L.A. teachers union says schools can't reopen unless charter schools get shut down, police defunded


Really, that was their takeaway?

Here's the full position paper:

UTLA recommends keeping LAUSD school campuses closed; refocus on robust distance learning practices for Fall | UTLA

The first ten pages are a summary of the situation, why teachers feel unsafe, proposals on how to deal with the situation on a school level, and suggestions that several levels of government could do to help based on the specifics of the community.

The above article takes two bullet points from that entire writeup and calls them demands and runs with it. Disgusting and shameful deflection of the main point.

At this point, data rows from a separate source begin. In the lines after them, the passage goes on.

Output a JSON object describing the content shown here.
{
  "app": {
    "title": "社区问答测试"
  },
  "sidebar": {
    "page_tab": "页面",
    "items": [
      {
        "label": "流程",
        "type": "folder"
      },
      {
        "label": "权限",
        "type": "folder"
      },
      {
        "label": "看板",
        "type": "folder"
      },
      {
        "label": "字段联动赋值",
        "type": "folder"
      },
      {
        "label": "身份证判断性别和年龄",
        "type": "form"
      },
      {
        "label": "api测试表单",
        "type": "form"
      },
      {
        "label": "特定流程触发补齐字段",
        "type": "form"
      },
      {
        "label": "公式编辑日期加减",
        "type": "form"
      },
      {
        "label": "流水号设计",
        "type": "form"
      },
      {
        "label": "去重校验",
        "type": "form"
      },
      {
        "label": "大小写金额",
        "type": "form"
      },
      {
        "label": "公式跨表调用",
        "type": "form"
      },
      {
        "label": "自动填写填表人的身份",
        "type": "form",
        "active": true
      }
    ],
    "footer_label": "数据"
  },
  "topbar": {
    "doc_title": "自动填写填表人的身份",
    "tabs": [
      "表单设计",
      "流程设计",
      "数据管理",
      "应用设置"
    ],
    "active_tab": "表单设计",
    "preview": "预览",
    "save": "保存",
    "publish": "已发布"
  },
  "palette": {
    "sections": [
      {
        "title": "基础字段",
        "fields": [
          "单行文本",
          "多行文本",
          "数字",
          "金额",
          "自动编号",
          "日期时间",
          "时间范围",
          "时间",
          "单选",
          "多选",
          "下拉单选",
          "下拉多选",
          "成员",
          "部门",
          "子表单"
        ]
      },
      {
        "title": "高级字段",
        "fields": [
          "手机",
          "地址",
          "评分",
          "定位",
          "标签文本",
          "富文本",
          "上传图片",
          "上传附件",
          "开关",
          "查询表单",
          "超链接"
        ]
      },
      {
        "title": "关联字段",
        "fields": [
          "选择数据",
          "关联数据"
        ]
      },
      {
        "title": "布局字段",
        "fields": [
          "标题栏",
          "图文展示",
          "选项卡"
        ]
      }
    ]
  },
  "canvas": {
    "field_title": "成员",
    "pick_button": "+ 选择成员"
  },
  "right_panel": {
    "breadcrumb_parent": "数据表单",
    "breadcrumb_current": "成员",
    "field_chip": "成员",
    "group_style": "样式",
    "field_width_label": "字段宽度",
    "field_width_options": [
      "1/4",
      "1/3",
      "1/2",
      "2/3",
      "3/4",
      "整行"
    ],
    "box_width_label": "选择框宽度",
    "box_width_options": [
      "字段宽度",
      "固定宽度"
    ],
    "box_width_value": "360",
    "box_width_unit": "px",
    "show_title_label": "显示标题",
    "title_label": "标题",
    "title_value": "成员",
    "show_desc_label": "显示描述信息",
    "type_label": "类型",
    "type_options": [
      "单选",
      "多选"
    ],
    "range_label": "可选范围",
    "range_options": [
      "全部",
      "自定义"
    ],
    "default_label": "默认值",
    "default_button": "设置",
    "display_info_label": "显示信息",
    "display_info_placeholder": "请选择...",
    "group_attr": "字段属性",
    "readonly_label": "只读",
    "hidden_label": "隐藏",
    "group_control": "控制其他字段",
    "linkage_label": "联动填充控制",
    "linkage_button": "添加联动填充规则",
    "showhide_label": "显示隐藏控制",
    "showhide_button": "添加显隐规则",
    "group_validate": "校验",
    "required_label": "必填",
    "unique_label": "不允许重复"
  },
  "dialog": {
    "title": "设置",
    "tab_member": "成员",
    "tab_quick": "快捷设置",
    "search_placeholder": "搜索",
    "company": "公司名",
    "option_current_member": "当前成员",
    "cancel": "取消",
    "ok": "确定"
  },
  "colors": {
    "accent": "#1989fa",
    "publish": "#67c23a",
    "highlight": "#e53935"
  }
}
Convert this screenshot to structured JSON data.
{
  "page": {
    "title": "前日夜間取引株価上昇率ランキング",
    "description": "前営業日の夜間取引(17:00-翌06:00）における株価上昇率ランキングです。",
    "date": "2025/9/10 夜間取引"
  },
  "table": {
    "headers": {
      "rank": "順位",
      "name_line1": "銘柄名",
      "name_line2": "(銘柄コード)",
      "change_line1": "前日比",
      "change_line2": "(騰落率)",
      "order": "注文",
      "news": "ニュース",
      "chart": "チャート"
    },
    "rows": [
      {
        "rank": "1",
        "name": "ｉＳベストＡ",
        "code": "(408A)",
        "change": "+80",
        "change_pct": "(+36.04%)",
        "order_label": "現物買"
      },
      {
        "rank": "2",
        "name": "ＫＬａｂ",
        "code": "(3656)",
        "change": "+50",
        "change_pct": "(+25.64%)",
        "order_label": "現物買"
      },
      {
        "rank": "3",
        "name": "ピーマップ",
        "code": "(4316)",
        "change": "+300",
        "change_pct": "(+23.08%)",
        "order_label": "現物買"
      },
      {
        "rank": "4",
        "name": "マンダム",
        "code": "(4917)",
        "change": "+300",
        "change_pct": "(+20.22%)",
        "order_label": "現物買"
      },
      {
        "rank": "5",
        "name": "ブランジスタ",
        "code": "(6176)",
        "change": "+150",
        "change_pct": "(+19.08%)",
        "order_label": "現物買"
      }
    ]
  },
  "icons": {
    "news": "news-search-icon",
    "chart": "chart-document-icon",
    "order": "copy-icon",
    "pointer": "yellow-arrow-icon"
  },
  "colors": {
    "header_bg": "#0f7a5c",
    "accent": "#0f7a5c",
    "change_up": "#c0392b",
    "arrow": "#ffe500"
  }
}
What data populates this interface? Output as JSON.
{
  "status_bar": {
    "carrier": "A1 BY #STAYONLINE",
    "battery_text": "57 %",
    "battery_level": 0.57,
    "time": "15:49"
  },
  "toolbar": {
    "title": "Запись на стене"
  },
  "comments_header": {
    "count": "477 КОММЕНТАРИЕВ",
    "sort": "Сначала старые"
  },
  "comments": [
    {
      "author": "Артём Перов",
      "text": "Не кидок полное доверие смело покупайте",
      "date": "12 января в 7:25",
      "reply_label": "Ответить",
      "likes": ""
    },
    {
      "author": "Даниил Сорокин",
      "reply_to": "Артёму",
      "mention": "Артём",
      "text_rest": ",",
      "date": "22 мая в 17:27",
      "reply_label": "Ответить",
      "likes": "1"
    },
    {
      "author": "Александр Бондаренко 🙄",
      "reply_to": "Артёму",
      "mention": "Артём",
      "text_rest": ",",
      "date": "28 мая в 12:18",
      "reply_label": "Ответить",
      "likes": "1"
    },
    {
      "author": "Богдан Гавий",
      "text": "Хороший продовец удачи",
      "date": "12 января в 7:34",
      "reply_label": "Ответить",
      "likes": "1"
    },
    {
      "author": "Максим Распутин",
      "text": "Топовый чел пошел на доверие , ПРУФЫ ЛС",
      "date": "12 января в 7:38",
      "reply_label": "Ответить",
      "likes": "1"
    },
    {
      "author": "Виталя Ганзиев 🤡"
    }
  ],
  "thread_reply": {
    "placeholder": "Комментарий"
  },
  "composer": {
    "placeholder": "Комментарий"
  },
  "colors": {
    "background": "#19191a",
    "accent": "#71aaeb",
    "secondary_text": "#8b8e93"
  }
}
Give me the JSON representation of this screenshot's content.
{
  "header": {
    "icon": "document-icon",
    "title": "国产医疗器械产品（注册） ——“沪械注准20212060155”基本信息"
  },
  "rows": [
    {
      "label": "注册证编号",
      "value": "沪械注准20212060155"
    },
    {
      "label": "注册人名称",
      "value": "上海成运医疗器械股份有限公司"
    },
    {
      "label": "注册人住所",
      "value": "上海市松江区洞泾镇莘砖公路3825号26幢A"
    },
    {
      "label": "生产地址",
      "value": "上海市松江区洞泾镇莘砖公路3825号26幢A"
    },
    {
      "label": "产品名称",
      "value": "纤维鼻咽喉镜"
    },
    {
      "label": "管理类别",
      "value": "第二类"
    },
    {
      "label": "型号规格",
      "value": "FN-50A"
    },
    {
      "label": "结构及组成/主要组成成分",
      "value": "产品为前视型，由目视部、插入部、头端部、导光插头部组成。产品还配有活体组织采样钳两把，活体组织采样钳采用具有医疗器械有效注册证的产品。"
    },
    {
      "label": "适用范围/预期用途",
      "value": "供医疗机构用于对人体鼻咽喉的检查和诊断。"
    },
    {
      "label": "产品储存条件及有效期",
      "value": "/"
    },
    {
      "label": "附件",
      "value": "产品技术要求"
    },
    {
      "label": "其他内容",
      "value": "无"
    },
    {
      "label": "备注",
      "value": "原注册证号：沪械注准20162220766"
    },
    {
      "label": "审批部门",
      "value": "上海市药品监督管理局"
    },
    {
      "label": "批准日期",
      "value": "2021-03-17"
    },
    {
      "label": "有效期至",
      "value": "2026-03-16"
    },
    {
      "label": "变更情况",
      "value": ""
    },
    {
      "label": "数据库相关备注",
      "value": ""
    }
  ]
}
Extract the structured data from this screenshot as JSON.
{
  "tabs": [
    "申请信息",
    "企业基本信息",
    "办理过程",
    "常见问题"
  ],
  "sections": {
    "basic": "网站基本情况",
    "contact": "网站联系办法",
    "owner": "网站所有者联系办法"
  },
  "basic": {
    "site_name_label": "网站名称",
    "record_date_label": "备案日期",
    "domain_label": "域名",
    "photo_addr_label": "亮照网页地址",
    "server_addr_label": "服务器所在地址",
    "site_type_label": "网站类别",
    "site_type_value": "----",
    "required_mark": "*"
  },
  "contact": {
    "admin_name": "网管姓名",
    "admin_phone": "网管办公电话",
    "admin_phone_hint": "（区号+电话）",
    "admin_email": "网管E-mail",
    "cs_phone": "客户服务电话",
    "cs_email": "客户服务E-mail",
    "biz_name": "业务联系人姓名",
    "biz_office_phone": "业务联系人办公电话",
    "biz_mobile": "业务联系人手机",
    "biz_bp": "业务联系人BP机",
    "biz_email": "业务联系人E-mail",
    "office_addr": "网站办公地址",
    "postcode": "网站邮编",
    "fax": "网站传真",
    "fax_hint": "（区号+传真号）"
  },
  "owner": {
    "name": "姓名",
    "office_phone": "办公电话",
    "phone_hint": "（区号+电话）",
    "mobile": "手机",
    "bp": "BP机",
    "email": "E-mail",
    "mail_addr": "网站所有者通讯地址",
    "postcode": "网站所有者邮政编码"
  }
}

The article also mentions--which we should all remember even though it feels like an eternity ago--that LA teachers were on strike just last year over almost these exact issues. They're basically rehashing 2019 PLUS coronavirus concerns. And here they are inviting attacks on educators in the name of partisan hackery. It's basically the "just open it all up" crowd from April but for schools instead of businesses, running with deliberate misunderstandings of the logistics and concerns to score some bullshit red elephant points.

I guess at least one thing is consistent, and that is society isn't listening to its teachers. I thought this time would be different after people saw what it was like when school was 'out' over the last few months, but I was foolish to think many levels of government and society would see them as anything but babysitters. Didn't think it was possible to imagine worse conditions for teachers, but here we are, not only trying to carefully open schools in a month, but forcefully attacking teachers for being hesistant. Absolute trash.